Thanks again everyone !!!
 
Assuming pH’s creep upward bc you have to run the pump more to generate FC from SWG. That add’l aeration does it.
Yeah. The SWG takes the blame but it's really the pump. I would run 24/7 either way and would see no change. Somebody running 4-6 hours with LC has to change to 12-24 hours with a SWG (depending on how big they sized it) and it's a huge change in aeration for them.
What is the target CYA w SWG? I keep mine at 30-50ppm CYA
You will likely need the same +20 in the peak season as you do now, but start at 70 for the easy part of the season.
Can I still add pucks periodically to raise CYA? If so, do I just cut back FC output on SWG,
Yup. Or just run hot. The 2ppm from the puck won't last long and isn't worth your trouble to mess with the SWG. Unless you did it for the week or more.

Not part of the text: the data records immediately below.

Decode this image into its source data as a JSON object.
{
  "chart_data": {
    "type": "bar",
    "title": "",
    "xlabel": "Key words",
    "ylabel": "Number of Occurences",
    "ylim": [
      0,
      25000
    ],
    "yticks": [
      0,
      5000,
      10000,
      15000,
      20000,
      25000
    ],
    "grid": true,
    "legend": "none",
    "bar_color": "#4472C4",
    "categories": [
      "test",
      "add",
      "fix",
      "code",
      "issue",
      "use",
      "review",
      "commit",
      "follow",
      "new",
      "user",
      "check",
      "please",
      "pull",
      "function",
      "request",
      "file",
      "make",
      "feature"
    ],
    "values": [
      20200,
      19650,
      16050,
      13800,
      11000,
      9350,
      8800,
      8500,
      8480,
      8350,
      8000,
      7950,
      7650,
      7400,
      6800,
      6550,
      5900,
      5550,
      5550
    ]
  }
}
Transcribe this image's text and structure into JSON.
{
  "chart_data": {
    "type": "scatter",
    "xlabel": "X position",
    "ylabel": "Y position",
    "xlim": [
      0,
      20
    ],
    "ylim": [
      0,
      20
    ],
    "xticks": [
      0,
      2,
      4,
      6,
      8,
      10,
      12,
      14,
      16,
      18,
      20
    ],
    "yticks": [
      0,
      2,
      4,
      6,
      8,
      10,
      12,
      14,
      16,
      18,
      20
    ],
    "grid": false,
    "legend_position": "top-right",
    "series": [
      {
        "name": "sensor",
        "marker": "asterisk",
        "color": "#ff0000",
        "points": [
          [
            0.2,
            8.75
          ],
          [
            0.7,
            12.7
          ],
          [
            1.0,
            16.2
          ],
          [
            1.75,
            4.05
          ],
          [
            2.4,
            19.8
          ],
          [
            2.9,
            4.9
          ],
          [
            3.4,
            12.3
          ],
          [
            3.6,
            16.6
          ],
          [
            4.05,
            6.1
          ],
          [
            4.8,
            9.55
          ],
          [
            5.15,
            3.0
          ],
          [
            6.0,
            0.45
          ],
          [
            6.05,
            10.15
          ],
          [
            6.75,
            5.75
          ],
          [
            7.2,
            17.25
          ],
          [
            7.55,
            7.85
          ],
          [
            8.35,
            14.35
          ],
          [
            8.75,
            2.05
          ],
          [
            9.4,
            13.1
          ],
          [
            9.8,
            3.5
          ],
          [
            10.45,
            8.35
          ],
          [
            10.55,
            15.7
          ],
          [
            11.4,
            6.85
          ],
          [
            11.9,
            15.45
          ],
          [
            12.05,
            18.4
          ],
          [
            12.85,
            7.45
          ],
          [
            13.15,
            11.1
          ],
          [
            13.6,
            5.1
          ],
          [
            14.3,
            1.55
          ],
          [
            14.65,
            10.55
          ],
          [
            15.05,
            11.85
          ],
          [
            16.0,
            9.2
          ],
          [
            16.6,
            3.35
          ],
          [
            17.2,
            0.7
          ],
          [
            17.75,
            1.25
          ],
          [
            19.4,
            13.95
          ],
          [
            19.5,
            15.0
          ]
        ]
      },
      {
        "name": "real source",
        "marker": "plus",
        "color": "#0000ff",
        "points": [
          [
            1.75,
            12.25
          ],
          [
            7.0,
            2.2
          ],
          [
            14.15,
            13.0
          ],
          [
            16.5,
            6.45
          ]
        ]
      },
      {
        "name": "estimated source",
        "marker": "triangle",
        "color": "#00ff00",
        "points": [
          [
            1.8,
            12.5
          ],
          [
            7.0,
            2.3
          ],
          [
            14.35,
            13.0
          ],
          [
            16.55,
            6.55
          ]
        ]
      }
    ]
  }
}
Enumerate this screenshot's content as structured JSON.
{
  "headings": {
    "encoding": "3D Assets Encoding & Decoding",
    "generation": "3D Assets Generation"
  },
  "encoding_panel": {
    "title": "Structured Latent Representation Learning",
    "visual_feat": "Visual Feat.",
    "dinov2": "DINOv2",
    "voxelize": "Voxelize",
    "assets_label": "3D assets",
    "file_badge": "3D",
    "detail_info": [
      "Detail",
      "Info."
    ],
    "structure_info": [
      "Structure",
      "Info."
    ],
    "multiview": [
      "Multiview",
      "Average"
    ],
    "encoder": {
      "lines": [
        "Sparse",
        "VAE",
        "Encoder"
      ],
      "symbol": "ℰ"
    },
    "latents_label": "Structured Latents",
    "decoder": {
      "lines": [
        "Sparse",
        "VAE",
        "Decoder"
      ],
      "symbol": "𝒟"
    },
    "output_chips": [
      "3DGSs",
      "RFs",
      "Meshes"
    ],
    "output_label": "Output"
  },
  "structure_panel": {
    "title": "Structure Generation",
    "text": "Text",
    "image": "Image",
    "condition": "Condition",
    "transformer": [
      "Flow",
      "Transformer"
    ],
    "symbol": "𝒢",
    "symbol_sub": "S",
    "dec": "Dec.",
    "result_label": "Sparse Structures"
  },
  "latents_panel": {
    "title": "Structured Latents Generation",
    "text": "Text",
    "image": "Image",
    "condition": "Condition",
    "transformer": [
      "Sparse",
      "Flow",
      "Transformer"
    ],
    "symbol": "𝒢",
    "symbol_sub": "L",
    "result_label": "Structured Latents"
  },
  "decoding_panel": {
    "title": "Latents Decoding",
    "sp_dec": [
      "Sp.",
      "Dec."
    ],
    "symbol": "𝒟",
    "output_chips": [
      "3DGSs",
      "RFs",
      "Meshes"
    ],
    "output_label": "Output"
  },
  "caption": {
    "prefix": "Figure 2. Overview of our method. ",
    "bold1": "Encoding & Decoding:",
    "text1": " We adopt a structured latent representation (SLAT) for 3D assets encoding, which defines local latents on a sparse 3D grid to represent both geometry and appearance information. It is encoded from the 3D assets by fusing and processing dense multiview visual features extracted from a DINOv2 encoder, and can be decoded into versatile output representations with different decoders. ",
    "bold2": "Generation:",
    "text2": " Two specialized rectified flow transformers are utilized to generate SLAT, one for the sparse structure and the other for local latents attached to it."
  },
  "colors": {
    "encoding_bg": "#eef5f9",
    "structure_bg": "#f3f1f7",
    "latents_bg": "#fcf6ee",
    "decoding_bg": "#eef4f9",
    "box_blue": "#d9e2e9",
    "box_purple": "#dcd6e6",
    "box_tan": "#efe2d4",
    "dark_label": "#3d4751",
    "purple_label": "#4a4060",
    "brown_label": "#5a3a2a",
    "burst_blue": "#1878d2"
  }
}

Assuming w swings in high rains, high pool usage, I’ll be adjusting the cell anyway
No. You set the SWG to manage the highest loss day at that point in the season. Then on lesser days you overproduce. And that's OK and the path to not micromanaging. You can drive yourself nuts adjusting it down all the time any time it's cloudy or less UV, and it might leave you short tomorrow. Or, have to be adjusted back up 2 days after that.
Are all the other Chem additives going to be the same (baking soda, acid, CA)?
No changes anywhere except how the FC is added, and the initial bump to SWG salinity. (Check before, * the day before as it will be more than now * , for a baseline and add 80%, creeping up the rest of the way)
 
Recommended levels

I just installed a Hayward SWG, brought it online a few days ago. Really early so will see how it goes. It is recommended here, a big reason why I picked it.

I'm far from an expert, but seems like with your Hayward prologic you just need to buy the SWG cell, oversize is recommended.
I had to buy the cell and controller system, about twice as much as just the cell.